At its first hearing in the land use committee, the bill received resistance from Councilmembers Debora Juarez and Alex Pedersen. Both councilmembers expressed concern for existing small businesses competing with upstarts that did not have to pay rent. Pedersen saw the potential of unmitigated impacts in residential areas. Juarez stated an interest in opening a fry bread establishment in her driveway.
For neighborhoods suddenly becoming business districts, “I believe that is simply not true,” González said. “Businesses must still meet every requirement by the many layers of government like the state, public health, and the City of Seattle to operate,” including sanitation, restrooms and food handling.
During that first hearing, Strauss pointed out the number of very famous businesses that started in garages. Similarly, González sees updating home occupation rules as a developing bench of businesses to move into space vacated during the pandemic. “The kinds of businesses that would benefit from this change already naturally fit into their neighborhoods; and when their business outgrows their space at home, they’ll be taking their business to a storefront to expand and that’s a good problem to have,” she said.
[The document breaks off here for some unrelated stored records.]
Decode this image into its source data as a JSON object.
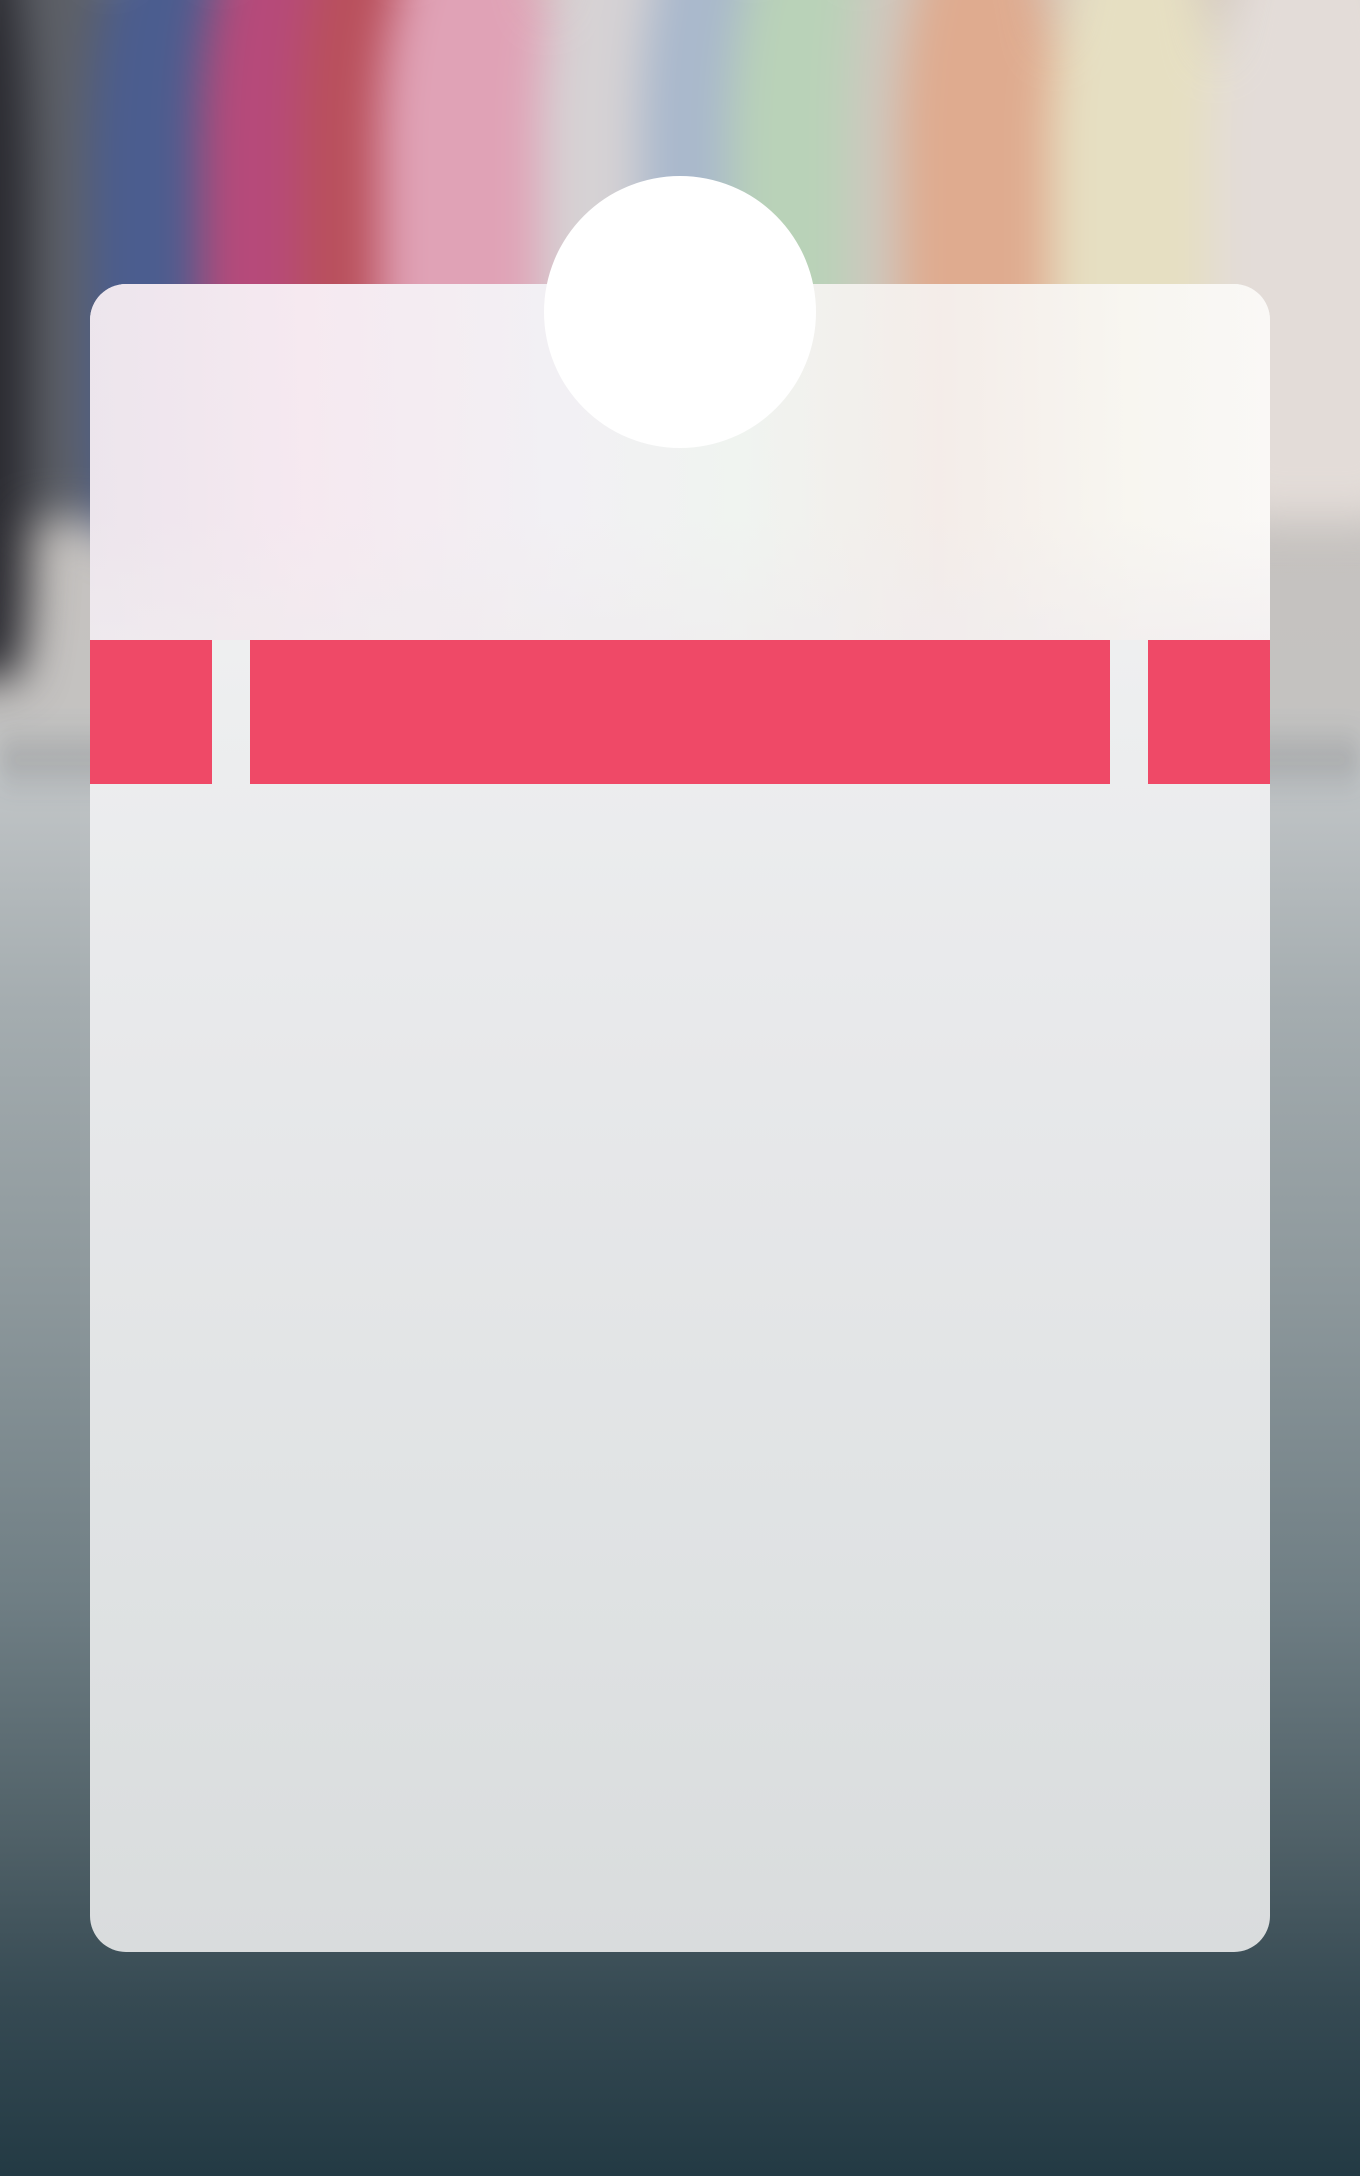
{
  "colors": {
    "accent_red": "#ef4967",
    "card_surface": "#eeeff0",
    "avatar_fill": "#ffffff",
    "background_bottom": "#233a44"
  },
  "carousel": {
    "tabs": [
      {
        "label": ""
      },
      {
        "label": ""
      },
      {
        "label": ""
      }
    ],
    "active_index": 1
  },
  "avatar": {
    "icon": "profile-photo-placeholder"
  }
}
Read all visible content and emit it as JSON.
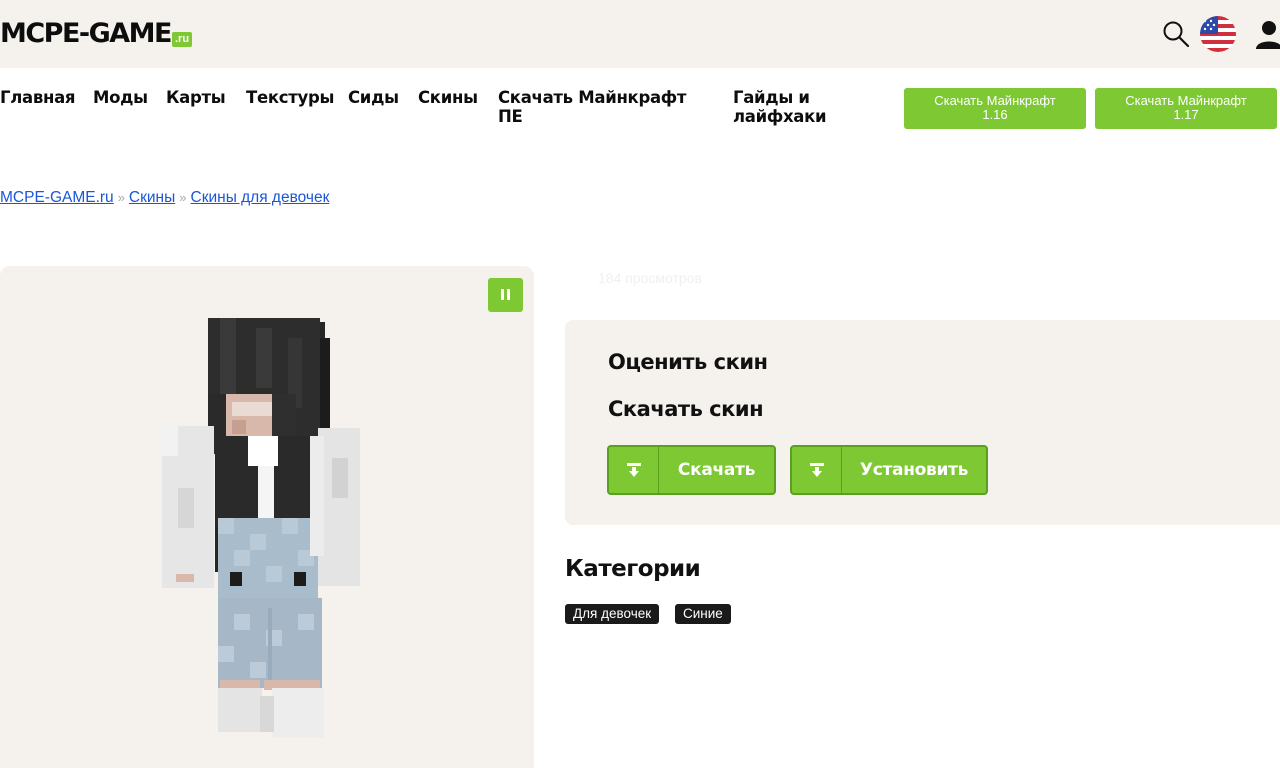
{
  "header": {
    "logo_text": "MCPE-GAME",
    "logo_suffix": ".ru",
    "icons": [
      "search-icon",
      "us-flag-icon",
      "user-icon"
    ]
  },
  "nav": {
    "items": [
      {
        "label": "Главная"
      },
      {
        "label": "Моды"
      },
      {
        "label": "Карты"
      },
      {
        "label": "Текстуры"
      },
      {
        "label": "Сиды"
      },
      {
        "label": "Скины"
      },
      {
        "label": "Скачать Майнкрафт ПЕ"
      },
      {
        "label": "Гайды и лайфхаки"
      }
    ],
    "buttons": [
      {
        "label": "Скачать Майнкрафт 1.16"
      },
      {
        "label": "Скачать Майнкрафт 1.17"
      }
    ]
  },
  "breadcrumb": {
    "items": [
      "MCPE-GAME.ru",
      "Скины",
      "Скины для девочек"
    ],
    "separator": "»"
  },
  "skin": {
    "views": "184 просмотров",
    "pause_icon": "pause-icon"
  },
  "actions": {
    "rate_title": "Оценить скин",
    "download_title": "Скачать скин",
    "download_button": "Скачать",
    "install_button": "Установить"
  },
  "categories": {
    "title": "Категории",
    "tags": [
      "Для девочек",
      "Синие"
    ]
  },
  "colors": {
    "accent": "#7dc833",
    "link": "#1a56d6",
    "panel": "#f5f2ed"
  }
}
Opposition to interim home occupation rules is very similar to the opposition to food trucks from a decade ago. Brick and mortar restaurants saw a threat from those not paying rent and there was worry about mobile food spreading through the city. But what has evolved in Seattle’s food truck scene is very similar to what González is speaking about. Just this week it was announced that the Cycle Dogs food truck would be opening a brick and mortar location. It will be taking over the old No Bones Beach Club, itself once a food truck.
Such transition comes from a low-barrier business scene that may help Seattle emerge stronger from this pandemic. As González points out, “I believe this bill is going to be one strategy that will help us with our economic recovery from COVID-19; we need flexibility and innovation, and this is local government meeting innovation happening on the ground by our entrepreneurs who want to try out ideas and provide needed income for households.”
We’ve tried pretty much everything else in our homes this past year, so maybe it’s time to add scrapping antiquated, exclusionary home occupation rules to the list.
Ray Dubicki is a stay-at-home dad and parent-on-call for taking care of general school and neighborhood tasks around Ballard. This lets him see how urbanism works (or doesn’t) during the hours most people are locked in their office. He is an attorney and urbanist by training, with soup-to-nuts planning experience from code enforcement to university development to writing zoning ordinances. He enjoys using PowerPoint, but only because it’s no longer a weekly obligation.